Porte che sbattono. Porte che si chiudono dietro grida. Mani sulle orecchie per non sentire. Mani sul volume per far arrivare la musica fino al cielo, salendo dall’ inferno di un pomeriggio di una domenica uguale ad un secolo di domeniche.
Spaventi di occhi in lacrime. Tormenti di speranze illuse. Orecchie tappate dalla pioggia scrosciante. Battiti aumentati dalla vana speranza di poter essere altrove.
Una lampada si spegne. Una lampada si accende. Una porta rimane socchiusa. Le mani dalle orecchie cadono leggere.
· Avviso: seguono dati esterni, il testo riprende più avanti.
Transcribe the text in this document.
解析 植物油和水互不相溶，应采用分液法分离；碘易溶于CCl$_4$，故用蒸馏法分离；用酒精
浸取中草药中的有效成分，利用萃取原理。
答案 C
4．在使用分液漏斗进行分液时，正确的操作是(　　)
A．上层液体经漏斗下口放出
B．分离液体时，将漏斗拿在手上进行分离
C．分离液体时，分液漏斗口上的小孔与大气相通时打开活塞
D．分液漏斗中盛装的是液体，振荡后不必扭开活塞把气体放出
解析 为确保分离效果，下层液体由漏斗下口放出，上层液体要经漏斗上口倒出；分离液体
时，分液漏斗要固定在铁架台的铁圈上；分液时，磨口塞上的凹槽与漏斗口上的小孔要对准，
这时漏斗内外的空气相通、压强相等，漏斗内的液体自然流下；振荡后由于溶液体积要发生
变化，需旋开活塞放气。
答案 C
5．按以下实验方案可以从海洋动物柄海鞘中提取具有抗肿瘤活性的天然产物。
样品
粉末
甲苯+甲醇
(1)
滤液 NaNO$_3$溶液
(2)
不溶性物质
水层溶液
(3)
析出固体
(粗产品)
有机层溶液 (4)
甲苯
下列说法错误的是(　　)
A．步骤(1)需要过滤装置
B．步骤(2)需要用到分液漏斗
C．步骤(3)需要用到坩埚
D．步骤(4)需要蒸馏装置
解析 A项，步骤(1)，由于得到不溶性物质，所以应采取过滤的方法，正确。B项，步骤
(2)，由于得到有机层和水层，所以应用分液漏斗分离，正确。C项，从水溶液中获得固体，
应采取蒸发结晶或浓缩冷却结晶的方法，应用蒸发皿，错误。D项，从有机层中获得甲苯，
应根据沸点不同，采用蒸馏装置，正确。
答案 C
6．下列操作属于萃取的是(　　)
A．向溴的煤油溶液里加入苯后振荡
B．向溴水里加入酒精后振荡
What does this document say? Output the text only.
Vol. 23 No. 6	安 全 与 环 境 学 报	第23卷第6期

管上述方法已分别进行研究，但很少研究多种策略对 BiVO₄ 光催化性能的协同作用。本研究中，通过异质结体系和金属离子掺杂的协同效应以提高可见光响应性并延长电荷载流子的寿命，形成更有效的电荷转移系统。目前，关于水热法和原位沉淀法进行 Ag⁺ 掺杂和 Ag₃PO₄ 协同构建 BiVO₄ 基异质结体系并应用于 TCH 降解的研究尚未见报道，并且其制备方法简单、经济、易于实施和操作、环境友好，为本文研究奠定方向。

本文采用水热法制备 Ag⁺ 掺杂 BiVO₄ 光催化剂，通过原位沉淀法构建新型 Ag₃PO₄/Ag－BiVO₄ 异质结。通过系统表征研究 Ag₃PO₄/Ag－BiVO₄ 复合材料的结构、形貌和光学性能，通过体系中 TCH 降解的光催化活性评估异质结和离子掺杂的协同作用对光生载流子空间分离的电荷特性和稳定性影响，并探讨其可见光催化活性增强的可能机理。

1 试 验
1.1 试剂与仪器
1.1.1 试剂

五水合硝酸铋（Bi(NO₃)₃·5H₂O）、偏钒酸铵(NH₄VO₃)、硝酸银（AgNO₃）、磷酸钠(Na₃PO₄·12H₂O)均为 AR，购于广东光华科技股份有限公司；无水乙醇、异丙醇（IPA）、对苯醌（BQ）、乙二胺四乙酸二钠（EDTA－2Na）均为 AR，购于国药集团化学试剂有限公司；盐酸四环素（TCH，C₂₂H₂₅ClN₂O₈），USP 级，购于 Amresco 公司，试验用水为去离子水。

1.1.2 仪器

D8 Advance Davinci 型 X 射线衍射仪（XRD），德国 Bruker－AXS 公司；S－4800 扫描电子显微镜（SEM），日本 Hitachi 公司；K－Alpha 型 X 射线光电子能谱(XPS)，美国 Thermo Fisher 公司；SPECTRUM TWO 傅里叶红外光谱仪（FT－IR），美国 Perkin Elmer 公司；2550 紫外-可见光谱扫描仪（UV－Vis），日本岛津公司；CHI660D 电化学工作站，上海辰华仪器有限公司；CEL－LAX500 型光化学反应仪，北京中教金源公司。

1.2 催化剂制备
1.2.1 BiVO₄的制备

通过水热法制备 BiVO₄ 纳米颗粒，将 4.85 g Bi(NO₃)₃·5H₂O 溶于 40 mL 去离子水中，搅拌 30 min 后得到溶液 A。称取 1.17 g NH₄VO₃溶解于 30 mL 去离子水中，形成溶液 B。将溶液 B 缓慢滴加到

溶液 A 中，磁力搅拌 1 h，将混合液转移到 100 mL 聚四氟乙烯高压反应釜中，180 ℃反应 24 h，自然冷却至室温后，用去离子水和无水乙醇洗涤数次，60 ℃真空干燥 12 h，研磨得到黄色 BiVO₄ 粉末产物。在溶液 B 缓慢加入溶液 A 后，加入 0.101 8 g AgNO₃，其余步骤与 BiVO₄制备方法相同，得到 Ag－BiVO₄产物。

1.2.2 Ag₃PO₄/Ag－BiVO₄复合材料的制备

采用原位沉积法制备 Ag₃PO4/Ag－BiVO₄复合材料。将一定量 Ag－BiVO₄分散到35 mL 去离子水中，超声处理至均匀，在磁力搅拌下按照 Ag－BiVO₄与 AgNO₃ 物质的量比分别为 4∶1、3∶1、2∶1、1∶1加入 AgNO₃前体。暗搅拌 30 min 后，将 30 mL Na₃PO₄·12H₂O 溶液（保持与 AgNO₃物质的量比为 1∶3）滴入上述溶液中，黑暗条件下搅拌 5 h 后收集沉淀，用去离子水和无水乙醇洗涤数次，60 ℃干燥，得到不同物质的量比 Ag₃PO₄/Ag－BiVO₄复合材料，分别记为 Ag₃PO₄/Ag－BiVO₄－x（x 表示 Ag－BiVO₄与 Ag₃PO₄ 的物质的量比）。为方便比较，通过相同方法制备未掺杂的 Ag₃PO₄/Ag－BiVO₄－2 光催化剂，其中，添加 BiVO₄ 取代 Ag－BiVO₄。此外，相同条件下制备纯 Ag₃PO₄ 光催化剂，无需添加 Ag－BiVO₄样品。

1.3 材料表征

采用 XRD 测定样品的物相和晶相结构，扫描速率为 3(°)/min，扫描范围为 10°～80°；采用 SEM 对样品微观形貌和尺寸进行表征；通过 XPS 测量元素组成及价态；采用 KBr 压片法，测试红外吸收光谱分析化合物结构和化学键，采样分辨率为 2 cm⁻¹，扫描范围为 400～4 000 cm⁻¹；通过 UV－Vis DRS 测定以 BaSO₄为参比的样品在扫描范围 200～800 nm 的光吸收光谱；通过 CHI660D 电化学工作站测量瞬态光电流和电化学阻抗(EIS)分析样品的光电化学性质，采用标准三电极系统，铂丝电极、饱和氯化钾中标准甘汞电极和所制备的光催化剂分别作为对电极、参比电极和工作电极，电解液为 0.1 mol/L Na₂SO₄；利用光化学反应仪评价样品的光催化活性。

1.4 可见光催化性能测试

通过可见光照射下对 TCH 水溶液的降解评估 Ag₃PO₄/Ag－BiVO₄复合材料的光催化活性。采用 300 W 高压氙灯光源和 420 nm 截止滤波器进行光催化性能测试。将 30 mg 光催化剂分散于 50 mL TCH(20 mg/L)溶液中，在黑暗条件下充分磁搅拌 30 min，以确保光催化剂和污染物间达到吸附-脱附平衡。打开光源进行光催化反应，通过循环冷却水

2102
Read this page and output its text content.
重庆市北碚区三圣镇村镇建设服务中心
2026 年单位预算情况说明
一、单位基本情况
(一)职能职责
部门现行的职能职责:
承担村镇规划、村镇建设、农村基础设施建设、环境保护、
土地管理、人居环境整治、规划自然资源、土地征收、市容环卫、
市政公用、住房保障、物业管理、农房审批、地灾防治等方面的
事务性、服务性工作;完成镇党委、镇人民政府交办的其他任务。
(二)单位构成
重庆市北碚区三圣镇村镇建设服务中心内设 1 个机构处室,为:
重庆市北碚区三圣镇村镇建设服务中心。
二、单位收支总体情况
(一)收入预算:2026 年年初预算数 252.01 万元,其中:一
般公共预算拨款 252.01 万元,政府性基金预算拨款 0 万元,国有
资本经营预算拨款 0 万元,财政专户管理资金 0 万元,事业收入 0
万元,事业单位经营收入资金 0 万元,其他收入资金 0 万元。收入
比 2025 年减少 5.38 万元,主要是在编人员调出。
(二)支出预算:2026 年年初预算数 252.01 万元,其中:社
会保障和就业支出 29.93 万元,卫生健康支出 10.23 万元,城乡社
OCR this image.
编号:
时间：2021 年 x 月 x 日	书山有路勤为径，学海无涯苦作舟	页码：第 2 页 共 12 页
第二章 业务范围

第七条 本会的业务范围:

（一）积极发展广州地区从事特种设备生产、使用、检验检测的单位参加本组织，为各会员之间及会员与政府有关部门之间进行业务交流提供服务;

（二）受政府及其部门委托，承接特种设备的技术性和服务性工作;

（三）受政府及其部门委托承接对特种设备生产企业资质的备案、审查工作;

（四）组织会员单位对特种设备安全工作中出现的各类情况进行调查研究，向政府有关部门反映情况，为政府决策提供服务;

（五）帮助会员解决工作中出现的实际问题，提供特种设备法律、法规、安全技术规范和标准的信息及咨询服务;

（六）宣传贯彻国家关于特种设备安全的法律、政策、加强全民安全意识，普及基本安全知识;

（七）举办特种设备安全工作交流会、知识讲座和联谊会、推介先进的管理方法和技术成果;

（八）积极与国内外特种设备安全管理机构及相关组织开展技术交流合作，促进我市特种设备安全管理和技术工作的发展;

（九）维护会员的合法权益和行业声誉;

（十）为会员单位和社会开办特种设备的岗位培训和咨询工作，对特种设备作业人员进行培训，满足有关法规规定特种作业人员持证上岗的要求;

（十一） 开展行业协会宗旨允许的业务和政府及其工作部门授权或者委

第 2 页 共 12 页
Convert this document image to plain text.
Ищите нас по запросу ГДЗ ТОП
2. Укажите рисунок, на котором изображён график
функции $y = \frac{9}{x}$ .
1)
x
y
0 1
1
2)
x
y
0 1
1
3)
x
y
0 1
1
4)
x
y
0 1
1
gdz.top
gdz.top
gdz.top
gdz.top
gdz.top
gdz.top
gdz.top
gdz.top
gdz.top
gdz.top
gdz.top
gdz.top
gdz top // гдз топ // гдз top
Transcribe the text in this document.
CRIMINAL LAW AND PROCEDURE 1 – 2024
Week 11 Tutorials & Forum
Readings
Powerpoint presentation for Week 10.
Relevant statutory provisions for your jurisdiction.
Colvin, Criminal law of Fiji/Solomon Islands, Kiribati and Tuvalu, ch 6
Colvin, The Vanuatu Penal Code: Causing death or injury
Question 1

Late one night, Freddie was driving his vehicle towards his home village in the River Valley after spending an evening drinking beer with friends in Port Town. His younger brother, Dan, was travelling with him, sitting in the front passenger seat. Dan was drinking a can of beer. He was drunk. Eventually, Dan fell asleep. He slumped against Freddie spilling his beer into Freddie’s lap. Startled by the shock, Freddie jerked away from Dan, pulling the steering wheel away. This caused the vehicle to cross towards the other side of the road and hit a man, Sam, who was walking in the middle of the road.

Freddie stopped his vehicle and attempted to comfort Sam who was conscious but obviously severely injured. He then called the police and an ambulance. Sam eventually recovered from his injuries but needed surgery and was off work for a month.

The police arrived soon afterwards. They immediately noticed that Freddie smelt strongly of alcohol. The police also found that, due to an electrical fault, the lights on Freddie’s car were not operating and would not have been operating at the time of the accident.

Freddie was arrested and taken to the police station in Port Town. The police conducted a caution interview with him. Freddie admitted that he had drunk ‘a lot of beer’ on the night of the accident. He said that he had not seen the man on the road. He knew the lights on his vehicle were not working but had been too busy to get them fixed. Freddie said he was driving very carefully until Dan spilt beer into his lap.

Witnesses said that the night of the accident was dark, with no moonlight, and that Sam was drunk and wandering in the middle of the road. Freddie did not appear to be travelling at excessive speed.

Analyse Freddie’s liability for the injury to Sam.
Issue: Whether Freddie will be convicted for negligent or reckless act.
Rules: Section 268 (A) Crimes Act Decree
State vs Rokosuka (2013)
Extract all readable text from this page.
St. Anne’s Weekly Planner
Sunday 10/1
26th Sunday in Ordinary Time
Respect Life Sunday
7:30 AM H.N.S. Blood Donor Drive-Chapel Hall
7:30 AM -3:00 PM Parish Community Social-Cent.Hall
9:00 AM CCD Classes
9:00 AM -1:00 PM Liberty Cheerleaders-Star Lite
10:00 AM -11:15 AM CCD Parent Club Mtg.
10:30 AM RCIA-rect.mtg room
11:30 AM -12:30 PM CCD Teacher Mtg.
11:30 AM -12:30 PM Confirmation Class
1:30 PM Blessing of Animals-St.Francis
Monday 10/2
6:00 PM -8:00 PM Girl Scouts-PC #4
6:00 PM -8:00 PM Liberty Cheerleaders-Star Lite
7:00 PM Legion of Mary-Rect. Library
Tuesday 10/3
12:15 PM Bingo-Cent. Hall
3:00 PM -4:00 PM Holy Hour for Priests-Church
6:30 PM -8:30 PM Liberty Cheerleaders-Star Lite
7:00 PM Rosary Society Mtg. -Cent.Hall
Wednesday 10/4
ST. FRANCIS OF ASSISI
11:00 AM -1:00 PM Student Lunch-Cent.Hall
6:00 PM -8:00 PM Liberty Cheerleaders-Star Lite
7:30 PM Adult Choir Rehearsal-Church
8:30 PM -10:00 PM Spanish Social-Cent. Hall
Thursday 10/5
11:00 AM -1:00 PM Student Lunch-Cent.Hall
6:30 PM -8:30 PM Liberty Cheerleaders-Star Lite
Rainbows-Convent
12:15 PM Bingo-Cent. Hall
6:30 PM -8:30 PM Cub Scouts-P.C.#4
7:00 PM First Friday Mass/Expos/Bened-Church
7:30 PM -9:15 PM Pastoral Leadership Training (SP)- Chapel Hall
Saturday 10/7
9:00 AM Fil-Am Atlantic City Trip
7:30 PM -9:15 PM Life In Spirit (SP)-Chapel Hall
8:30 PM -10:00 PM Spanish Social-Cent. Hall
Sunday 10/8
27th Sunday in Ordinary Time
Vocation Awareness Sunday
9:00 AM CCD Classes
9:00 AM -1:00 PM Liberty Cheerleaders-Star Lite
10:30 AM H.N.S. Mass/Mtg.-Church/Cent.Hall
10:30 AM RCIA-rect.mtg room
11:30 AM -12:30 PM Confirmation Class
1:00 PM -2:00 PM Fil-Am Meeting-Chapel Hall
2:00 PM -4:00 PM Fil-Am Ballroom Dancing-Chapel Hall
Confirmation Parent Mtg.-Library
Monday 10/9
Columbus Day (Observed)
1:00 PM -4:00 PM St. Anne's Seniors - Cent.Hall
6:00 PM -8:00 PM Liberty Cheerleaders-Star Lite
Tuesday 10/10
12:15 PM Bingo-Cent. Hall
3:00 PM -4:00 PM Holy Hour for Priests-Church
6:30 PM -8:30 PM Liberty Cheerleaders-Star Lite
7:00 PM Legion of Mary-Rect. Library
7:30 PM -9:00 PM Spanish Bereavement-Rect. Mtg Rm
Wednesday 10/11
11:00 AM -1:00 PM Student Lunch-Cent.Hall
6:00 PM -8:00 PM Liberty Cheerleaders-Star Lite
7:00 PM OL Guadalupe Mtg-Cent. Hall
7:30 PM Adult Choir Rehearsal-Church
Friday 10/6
Ogni cosa svanisce e inizia.
Le voci tacciono. Le voci escono fuori. Lui è rimasto dentro, chiuso nella musica del silenzio.
Le voci tornano a casa. Trovano la porta aperta. Strano dice la madre, non è mai uscito da solo. Strano dice il padre, non ha mai voluto venire con noi. La musica non è ancora finita. Il tasto però è su off.
La porta viene spalancata. Grida altissime. Il silenzio giace sul pavimento. Il silenzio ce l’ ha rapito! Si dicono entrambi. Glielo dicevo che ascoltava troppa musica assordante. Ecco il risultato! Sentenzia il padre.
La porta rimane aperta. La porta non si chiuderà più.